Cooling Liquids for Rotary Evaporator Condensers

By Carlton Hoyt, 11 April 2016

If you have a dry ice condenser you're obviously using dry ice, but coiled condensers, which cool the vapor inside the condenser using a liquid passed through an internal cooling coil, are much more popular. That begs the question: what liquid should I use as a coolant?

If your vapor temperature is high enough, you can simply use water. You can use a recirculating chiller to cool the water or you can simply connect the condenser to a tap. Don't forget the Rule of 20 - you want the coolant to be at least 20°C cooler than your vapor temperature.

If you need your coolant to be near or below 0°C you cannot use water. What then?

Ethanol or methanol can be used for low-temperature applications. They are non-viscous, non-corrosive, and have extremely low boiling points.

Ethylene glycol can also be used and is more versatile than alcohols or water, as it has both a low freezing temperature and a high boiling point. Furthermore, its natural freezing temperature of -12°C can be depressed to -45°C by creating a 60% ethylene glycol and 40% water solution. The downside is that ethylene glycol is moderately toxic, so like anything you would find in a lab, don't be an idiot and try to drink it.

A glycerol-water solution may also be used, and while it is more viscous it is non-toxic. A 65% glycerol / 35% water solution has a freezing point of about -37°C.

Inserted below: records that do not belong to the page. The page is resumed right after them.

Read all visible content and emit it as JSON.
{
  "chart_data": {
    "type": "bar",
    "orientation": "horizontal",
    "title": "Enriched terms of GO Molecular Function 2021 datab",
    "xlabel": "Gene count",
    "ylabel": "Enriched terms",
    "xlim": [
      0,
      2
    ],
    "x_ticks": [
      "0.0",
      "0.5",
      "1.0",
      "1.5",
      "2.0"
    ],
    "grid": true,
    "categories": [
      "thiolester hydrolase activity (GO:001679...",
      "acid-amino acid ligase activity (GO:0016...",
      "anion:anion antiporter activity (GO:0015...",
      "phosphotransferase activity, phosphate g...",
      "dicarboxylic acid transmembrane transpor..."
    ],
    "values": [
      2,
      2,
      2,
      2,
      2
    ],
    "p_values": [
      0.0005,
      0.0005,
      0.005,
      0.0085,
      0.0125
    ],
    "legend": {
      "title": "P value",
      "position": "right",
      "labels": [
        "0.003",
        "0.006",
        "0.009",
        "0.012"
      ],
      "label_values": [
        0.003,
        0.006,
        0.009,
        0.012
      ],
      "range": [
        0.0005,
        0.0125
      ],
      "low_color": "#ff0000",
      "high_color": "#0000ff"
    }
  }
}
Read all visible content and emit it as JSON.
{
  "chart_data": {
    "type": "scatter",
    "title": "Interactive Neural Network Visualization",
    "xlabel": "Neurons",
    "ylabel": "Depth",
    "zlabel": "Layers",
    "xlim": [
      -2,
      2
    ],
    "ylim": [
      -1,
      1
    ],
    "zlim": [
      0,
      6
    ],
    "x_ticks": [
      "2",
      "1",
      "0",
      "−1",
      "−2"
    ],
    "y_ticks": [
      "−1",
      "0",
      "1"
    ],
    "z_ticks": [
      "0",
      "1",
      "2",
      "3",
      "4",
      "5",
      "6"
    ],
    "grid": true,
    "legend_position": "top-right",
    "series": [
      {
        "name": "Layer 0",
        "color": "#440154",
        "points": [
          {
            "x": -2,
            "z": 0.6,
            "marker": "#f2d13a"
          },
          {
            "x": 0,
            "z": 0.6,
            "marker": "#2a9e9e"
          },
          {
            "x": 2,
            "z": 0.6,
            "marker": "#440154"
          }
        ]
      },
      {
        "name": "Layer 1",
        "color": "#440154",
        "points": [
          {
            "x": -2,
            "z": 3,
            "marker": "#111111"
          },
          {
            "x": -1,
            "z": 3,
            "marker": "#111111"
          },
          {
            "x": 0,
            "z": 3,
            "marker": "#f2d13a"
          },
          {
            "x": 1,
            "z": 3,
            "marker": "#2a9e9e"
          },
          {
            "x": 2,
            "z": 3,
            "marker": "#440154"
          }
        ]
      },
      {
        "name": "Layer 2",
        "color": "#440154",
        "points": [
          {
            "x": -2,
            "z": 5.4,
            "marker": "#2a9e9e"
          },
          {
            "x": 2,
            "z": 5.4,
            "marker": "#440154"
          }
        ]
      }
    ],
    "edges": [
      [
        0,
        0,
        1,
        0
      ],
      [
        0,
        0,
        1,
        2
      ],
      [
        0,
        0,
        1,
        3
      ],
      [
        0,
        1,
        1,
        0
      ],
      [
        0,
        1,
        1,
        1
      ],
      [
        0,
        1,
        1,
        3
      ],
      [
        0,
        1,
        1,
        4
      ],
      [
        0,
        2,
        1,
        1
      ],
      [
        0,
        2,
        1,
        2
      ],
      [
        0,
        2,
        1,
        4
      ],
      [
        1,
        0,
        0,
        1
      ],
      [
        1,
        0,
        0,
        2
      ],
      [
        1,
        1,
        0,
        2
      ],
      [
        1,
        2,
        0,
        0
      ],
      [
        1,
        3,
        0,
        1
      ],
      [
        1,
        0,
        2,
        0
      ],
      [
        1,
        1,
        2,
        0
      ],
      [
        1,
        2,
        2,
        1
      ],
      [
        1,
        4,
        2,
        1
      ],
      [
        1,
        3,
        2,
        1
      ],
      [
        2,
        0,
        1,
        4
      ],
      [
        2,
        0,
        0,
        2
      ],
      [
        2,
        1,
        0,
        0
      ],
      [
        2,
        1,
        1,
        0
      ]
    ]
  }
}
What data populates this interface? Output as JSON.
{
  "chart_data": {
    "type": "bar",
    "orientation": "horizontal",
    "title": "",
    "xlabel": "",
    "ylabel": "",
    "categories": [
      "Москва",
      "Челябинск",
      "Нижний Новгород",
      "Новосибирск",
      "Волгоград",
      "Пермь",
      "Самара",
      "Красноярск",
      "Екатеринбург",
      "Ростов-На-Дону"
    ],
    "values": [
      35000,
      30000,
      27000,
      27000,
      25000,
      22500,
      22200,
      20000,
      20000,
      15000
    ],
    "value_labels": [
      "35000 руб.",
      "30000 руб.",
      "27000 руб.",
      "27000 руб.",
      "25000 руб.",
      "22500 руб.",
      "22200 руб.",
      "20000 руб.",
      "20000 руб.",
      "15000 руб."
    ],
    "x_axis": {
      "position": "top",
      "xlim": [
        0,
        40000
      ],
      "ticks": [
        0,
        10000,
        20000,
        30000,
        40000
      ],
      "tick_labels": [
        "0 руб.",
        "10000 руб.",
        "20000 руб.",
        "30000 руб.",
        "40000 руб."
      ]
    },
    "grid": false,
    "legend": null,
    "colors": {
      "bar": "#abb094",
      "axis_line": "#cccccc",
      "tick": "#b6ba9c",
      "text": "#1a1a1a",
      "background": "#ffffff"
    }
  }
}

A number of commercially available synthetic liquids formulated specifically for use in circulators are also available (mostly from companies who manufacture circulators and chillers). These generally have very favorable properties, such as low toxicity, low viscosity, high stability, high conductivity, low corrosion, and a wide working temperature range. They tend to be far more expensive, however. It's a "you get what you pay for" situation.

Whatever you do, do not use automotive antifreeze. There are substances in automotive antifreeze which could damage the seals of recirculating chillers, and most automotive antifreeze uses propylene glycol which can oxidize under heat and is vulnerable to biological fouling.